Calculating payroll taxes involves both employee and employer contributions. Employee-paid taxes include federal income tax withholding, determined using the employee’s Form W-4 and IRS tax tables. Social Security and Medicare taxes, known as FICA taxes, are also withheld.
For 2025, the Social Security tax rate is 6.2% for both employee and employer, applied to wages up to a limit of $176,100. The Medicare tax rate is 1.45% for both, with no wage limit. An additional Medicare Tax of 0.9% applies to wages exceeding $200,000, paid only by the employee.
Employers also pay their share of FICA taxes, matching employee contributions. Additionally, employers are responsible for Federal Unemployment Tax Act (FUTA) and State Unemployment Tax Act (SUTA) taxes. FUTA is 6.0% on the first $7,000 of wages, though credits can reduce this rate. SUTA rates vary by state and employer experience. After all deductions and taxes, the remaining amount is the employee’s net pay.

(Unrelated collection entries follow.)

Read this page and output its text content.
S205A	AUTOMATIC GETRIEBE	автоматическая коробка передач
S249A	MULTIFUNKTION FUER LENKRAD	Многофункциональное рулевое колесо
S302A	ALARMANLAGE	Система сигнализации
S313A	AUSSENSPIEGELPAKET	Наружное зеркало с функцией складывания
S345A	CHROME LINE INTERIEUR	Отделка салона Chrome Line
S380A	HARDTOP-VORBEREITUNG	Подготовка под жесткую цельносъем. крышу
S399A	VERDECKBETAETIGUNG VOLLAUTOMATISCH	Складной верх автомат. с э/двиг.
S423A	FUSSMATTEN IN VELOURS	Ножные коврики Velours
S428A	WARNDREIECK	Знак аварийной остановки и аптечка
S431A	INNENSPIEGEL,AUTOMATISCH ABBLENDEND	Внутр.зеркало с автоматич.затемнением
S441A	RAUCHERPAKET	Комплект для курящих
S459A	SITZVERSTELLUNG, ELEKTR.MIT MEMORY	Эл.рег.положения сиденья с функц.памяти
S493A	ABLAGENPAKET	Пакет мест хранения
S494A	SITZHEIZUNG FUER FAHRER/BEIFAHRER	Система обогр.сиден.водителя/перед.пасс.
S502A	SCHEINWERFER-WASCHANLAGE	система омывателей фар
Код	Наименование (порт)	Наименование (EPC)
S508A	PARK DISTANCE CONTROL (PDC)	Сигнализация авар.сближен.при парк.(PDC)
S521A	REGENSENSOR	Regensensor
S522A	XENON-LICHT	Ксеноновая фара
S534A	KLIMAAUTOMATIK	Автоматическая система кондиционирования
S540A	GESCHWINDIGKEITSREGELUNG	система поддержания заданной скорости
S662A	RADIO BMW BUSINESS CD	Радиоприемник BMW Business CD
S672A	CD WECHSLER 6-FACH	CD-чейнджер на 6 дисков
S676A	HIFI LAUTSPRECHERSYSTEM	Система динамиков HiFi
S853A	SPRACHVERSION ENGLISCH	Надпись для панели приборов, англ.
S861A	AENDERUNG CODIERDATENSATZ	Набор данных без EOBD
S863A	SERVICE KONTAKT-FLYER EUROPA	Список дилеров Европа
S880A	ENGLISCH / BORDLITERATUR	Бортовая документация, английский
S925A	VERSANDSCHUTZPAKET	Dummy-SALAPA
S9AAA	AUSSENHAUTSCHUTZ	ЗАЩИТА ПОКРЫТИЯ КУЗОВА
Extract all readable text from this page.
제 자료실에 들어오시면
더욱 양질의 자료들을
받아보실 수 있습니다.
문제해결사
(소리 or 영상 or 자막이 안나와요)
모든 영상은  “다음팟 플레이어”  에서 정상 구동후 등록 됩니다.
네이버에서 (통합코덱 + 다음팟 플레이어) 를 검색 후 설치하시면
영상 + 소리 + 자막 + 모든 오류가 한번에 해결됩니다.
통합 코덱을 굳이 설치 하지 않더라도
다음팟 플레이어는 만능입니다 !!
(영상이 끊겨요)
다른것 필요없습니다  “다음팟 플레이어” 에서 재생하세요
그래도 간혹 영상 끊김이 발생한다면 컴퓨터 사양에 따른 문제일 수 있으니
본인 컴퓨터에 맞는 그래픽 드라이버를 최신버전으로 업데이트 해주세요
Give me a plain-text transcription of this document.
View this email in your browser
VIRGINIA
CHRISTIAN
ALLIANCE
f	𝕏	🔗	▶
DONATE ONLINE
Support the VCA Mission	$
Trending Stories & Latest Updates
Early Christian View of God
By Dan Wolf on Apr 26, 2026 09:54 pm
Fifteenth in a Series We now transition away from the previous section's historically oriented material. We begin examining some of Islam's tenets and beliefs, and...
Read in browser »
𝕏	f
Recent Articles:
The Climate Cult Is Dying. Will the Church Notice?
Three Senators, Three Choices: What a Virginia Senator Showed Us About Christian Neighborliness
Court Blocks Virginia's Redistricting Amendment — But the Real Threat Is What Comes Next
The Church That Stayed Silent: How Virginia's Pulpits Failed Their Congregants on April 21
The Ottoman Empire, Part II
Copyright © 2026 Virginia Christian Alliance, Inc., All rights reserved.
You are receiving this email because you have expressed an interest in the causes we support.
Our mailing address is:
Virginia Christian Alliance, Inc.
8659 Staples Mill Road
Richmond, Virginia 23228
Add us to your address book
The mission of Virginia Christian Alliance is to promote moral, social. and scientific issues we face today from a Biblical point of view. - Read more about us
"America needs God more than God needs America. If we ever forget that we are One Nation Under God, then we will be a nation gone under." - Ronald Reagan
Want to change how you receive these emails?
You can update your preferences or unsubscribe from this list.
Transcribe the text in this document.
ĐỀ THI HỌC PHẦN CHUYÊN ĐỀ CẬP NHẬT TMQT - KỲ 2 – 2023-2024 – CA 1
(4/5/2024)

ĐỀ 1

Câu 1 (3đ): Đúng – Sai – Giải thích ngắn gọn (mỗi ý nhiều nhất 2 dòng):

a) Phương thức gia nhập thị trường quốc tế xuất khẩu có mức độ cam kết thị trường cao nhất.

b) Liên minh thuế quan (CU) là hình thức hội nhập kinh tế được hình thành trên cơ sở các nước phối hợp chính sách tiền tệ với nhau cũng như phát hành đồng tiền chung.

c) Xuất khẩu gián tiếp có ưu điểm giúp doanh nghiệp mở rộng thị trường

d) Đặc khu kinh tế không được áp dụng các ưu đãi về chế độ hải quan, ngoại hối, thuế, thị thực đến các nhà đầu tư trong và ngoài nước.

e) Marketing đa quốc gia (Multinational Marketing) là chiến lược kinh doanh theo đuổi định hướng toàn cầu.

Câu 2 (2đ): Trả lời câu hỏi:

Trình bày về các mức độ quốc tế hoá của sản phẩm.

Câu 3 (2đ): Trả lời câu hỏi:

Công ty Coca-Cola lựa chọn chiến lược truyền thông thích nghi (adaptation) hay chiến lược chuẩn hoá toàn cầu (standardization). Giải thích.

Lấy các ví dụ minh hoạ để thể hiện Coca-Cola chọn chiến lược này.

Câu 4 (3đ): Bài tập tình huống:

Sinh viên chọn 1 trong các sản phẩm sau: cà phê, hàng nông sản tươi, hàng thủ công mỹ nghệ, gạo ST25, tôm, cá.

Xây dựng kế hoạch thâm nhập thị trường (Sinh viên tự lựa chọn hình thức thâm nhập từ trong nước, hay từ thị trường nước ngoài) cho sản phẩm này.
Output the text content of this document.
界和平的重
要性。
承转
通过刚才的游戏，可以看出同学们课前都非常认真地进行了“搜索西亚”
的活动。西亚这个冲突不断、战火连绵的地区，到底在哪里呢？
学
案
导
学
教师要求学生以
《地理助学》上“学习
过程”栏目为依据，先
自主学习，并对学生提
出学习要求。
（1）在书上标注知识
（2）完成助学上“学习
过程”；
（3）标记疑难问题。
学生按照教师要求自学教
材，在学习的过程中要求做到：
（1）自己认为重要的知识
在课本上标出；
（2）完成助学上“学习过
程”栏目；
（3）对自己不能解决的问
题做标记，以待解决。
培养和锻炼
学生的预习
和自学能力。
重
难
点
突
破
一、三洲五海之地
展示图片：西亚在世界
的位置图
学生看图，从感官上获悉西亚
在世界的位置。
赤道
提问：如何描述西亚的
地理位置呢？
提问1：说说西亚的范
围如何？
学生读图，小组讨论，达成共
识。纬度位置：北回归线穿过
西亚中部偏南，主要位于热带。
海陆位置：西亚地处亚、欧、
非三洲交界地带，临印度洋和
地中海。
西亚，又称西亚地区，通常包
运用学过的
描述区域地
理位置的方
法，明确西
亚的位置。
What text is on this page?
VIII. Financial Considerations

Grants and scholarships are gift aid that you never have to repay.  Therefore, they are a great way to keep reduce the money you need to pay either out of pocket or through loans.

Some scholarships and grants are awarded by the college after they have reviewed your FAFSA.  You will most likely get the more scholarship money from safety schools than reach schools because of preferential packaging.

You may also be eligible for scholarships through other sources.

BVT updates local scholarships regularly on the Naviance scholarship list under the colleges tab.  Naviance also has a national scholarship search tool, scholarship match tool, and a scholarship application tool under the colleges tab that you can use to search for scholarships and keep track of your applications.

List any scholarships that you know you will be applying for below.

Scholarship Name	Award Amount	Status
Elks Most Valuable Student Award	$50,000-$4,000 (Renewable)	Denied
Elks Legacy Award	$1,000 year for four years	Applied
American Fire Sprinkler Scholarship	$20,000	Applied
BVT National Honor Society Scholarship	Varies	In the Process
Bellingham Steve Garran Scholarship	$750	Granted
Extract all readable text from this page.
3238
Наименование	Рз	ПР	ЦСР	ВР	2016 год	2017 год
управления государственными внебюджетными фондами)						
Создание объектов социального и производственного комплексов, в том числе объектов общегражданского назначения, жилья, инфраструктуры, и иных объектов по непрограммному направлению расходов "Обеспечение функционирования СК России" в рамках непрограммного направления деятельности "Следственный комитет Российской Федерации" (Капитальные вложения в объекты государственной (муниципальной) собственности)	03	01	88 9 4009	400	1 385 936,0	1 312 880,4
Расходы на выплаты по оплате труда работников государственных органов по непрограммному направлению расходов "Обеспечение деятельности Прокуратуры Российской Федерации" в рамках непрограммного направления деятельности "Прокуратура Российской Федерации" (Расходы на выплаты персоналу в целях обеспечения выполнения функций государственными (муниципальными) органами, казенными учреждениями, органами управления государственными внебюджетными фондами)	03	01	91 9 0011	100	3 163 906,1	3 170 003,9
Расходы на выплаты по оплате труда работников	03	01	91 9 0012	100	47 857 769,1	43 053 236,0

After payroll calculation and employee payment, employers have continuing obligations for federal and state compliance. A primary responsibility is timely remittance of payroll taxes to government agencies. Federal payroll taxes, including withheld income, Social Security, and Medicare taxes, are deposited using the Electronic Federal Tax Payment System (EFTPS). Deposit schedules vary, and penalties can be assessed for late or incorrect deposits.
State payroll taxes, such as state income tax withholding and state unemployment taxes, must also be remitted according to state-specific requirements. Each state may have its own payment portal or method and varying deposit frequencies. Consult your state’s tax authority for precise instructions to avoid non-compliance issues.
New hire reporting is another ongoing requirement. Federal law mandates reporting basic information about new and rehired employees to a designated state agency within 20 days of hire. This reporting aids child support enforcement. Information typically includes the employee’s name, address, Social Security number, and the employer’s name, address, and Federal Employer Identification Number.
Maintaining comprehensive payroll records is essential for compliance and audits. Employers must retain various documents, including payroll registers, timecards, tax forms like Form W-4, Form W-2, and Form 941, and employment agreements. The IRS requires employment tax records to be kept for at least four years after the tax due date or payment date. The Fair Labor Standards Act (FLSA) requires retention of payroll records for a minimum of three years, with supporting wage computation records for two years.
Employers are required to file periodic payroll tax returns. This includes quarterly filings of Form 941, Employer’s Quarterly Federal Tax Return, which reports income, Social Security, and Medicare taxes withheld, plus the employer’s share. Annually, employers must file Form 940, Employer’s Annual Federal Unemployment (FUTA) Tax Return, and provide employees with Form W-2, Wage and Tax Statement, summarizing their annual earnings and tax withholdings.